Thursday, November 5, 2009

We need the old members to come back!!

It's the competition season, and this weekend UMBDT will lead a 60-person group to wipe off the dance floor and claim all the prizes in the Purdue Classic. I am only going to OSB, which is two weeks later. Since Joseph can no longer dance in bronze, we are going to compete in silver and gold (for standard only). I guess Joseph, subconsciously, wants to leave a glorious record in his last semester, so it has to be something challenging.

Yesterday we did a few rounds of mock competition at the DTS and realized that once our dance fell apart once we needed to floor-craft. Bad! But we will keep practicing and see what will happen.

I miss the ballroom team that has Stacy and Eric all in a sudden. I hope you all have a good time no matter where you are!

Sunday, November 1, 2009

Phone call to home, and roommate: 2 things that are annoying

I spent my last few weeks on the c++ project, and stayed in the library 6 to 8 hours a day last week. I called back home and my dad said something that I could not believe my ears, " That's the way you should work. You cannot rely on your little wit anymore." I was like... 'what on earth are you talking about!' No matter how hard I have been studying, he just never recognized... annoying.
When I got back home after working on the c++ project for 8 hour straight, my roommate said," You chose that." I had to try hard to represse the sudden surge of anger and hatred.

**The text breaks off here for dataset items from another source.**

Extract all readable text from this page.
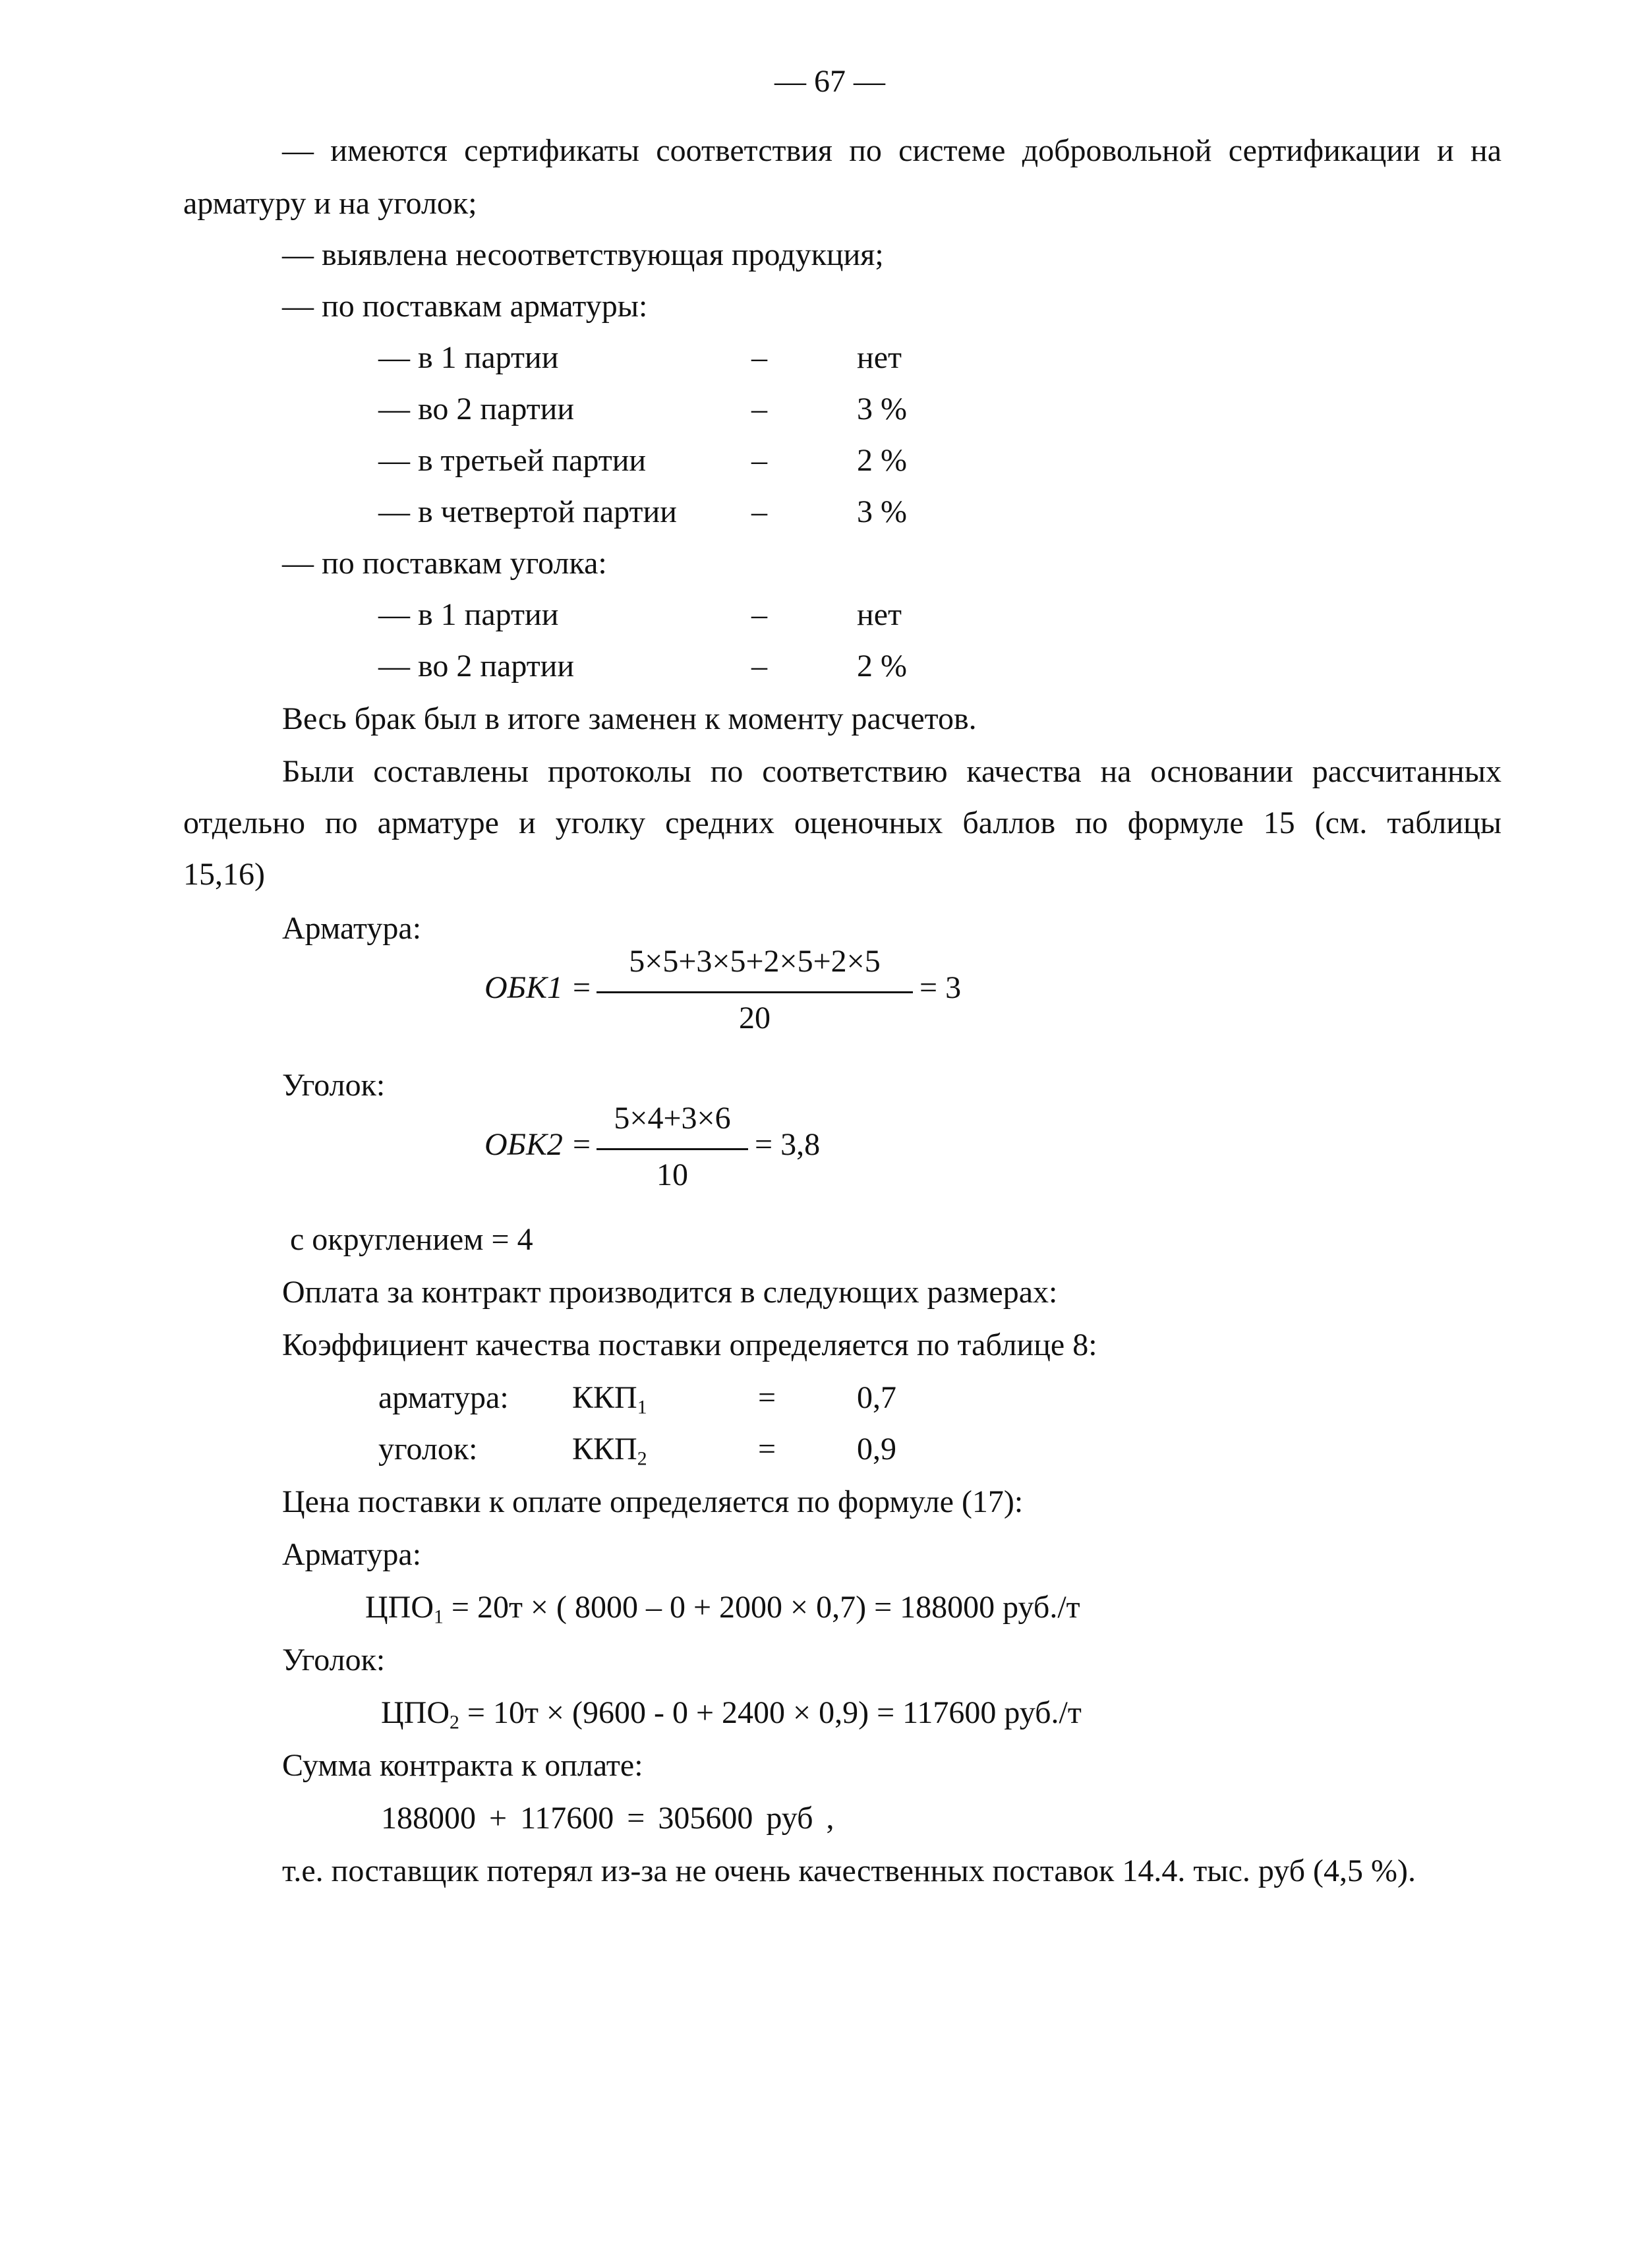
— 67 —
— имеются сертификаты соответствия по системе добровольной сертификации и на
арматуру и на уголок;
— выявлена несоответствующая продукция;
— по поставкам арматуры:
— в 1 партии	–	нет
— во 2 партии	–	3 %
— в третьей партии	–	2 %
— в четвертой партии –	3 %
— по поставкам уголка:
— в 1 партии	–	нет
— во 2 партии	–	2 %
Весь брак был в итоге заменен к моменту расчетов.
Были составлены протоколы по соответствию качества на основании рассчитанных
отдельно по арматуре и уголку средних оценочных баллов по формуле 15 (см. таблицы
15,16)
Арматура:
ОБК1 =
5×5+3×5+2×5+2×5
20
= 3
Уголок:
ОБК2 =
5×4+3×6
10
= 3,8
с округлением = 4
Оплата за контракт производится в следующих размерах:
Коэффициент качества поставки определяется по таблице 8:
арматура: $ККП_1$	=	0,7
уголок:	$ККП_2$	=	0,9
Цена поставки к оплате определяется по формуле (17):
Арматура:
$ЦПО_1 = 20т$ × ( 8000 – 0 + 2000 × 0,7) = 188000 руб./т
Уголок:
$ЦПО_2 = 10т \times (9600 - 0 + 2400 \times 0,9) = 117600$ руб./т
Сумма контракта к оплате:
188000 + 117600 = 305600 руб ,
т.е. поставщик потерял из-за не очень качественных поставок 14.4. тыс. руб (4,5 %).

Just people are being egoist and cold-blood.

Girl in Amsterdam

It was foggy yesterday. A what-trick-Ann-Arbor-is-playing-again awe rised when I opened the door. And I thought of Ichi in Amsterdam. How was she at the time? What it was like in Amsterdam became a very enchanting mystery. She wrote on her blog that all the acquaintances and friends no longer meant a physical individual but rather a symbolizing silhouette of spiritual power and beauty as the distance was so great between us and them. Their existence assured us the strength of will power. I thought of those when I was walking to the class, and her words were so precise in our mother tongue that I was so deeply moved. She should not feel any surprise if I said I loved her-- because I believed among our hearts we and our small group of friends have an unbreakable spiritual dependence that is so precisely love.

I yearned to see Ichi in Amsterdam. I hate to see the ticket price so high.